Ce n’est pas tant le parc que son financeur qui pose problème. L’un des principaux actionnaires, via le fonds Otium Capital, n’est autre que Pierre-Édouard Stérin. Un nom qui revient de plus en plus souvent dans les enquêtes sur l’extrême droite économique et religieuse. Mediapart, L’Humanité, Le Monde : tous dressent le portrait d’un homme d’affaires ultracatholique, anti-avortement, exilé fiscal en Belgique, et engagé dans une stratégie de conquête politique, culturelle et idéologique.
Pour alerter sur les dangers de cette implantation, un collectif inter-associatif a rédigé une lettre ouverte à Patrice Vergriete, président de la Communauté urbaine de Dunkerque.


Cosigné par des collectifs, associations, syndicats et partis politiques de gauche, ce texte rappelle que le milliardaire n’agit pas seul : il orchestre une offensive globale, pensée et financée dans les moindres détails.

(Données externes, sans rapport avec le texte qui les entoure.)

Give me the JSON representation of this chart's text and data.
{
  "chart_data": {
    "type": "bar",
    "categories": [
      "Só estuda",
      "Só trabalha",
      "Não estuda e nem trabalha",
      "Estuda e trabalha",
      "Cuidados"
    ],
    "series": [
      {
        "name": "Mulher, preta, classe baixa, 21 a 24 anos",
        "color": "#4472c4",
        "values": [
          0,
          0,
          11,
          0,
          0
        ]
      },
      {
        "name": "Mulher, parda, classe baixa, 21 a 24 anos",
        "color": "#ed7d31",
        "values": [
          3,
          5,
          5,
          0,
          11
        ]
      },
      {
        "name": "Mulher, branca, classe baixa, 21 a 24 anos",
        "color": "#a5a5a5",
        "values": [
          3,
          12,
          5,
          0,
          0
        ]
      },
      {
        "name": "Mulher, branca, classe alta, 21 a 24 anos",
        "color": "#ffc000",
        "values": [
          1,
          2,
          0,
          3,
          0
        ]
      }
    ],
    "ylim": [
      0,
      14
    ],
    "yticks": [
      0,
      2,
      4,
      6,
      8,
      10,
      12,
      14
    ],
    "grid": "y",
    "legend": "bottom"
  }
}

Son plan “Périclès” (Patriotes Enracinés Résistants Identitaires Chrétiens Libéraux Européens Souverainistes) est doté de 150 millions d’euros pour faire infuser dans la société ses idées réactionnaires, via l’éducation, les médias, les think tanks et les formations de cadres politiques. Objectif affiché : faire tomber 300 villes. Avec, en coulisse, une “réserve” de 2 000 personnes prêtes à occuper les leviers de pouvoir.

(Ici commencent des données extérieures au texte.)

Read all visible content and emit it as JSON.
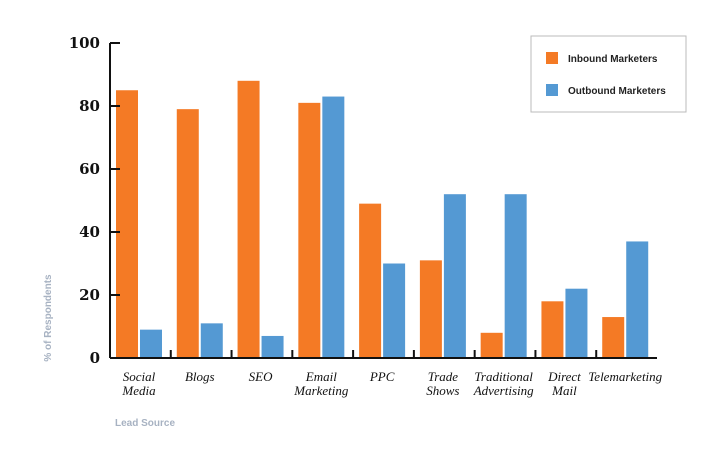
{
  "chart_data": {
    "type": "bar",
    "title": "",
    "xlabel": "Lead Source",
    "ylabel": "% of Respondents",
    "ylim": [
      0,
      100
    ],
    "yticks": [
      0,
      20,
      40,
      60,
      80,
      100
    ],
    "grid": false,
    "legend_position": "top-right",
    "categories": [
      [
        "Social",
        "Media"
      ],
      [
        "Blogs"
      ],
      [
        "SEO"
      ],
      [
        "Email",
        "Marketing"
      ],
      [
        "PPC"
      ],
      [
        "Trade",
        "Shows"
      ],
      [
        "Traditional",
        "Advertising"
      ],
      [
        "Direct",
        "Mail"
      ],
      [
        "Telemarketing"
      ]
    ],
    "series": [
      {
        "name": "Inbound Marketers",
        "color": "#f47a25",
        "values": [
          85,
          79,
          88,
          81,
          49,
          31,
          8,
          18,
          13
        ]
      },
      {
        "name": "Outbound Marketers",
        "color": "#5499d3",
        "values": [
          9,
          11,
          7,
          83,
          30,
          52,
          52,
          22,
          37
        ]
      }
    ]
  }
}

“Il est possible de refuser la mainmise d’un tel individu sur nos loisirs, et éviter qu’un bon moment passé en famille ou entre amis ne serve à financer la mise sous cloche de nos libertés.”
À l’heure où Dunkerque célèbre la mémoire de sa Libération, accueillir un acteur aussi engagé dans une entreprise de régression politique et sociale interroge lourdement. La lettre ouverte évoque ces figures de l’avant-guerre comme Alfred Hugenberg ou François Coty, milliardaires d’hier qui, par leurs financements, ont abondamment nourri le feu des politiques fascistes du XXe siècle.

Ce qui se joue ici dépasse de loin un parc d’attractions. C’est une bataille pour l’espace public, pour l’imaginaire, pour la démocratie elle-même. Et comme souvent, le combat contre le fascisme commence bien avant qu’il ne s’affiche en uniforme. Il commence dans les contrats d’aménagement, dans les alliances économiques, dans le silence des maires.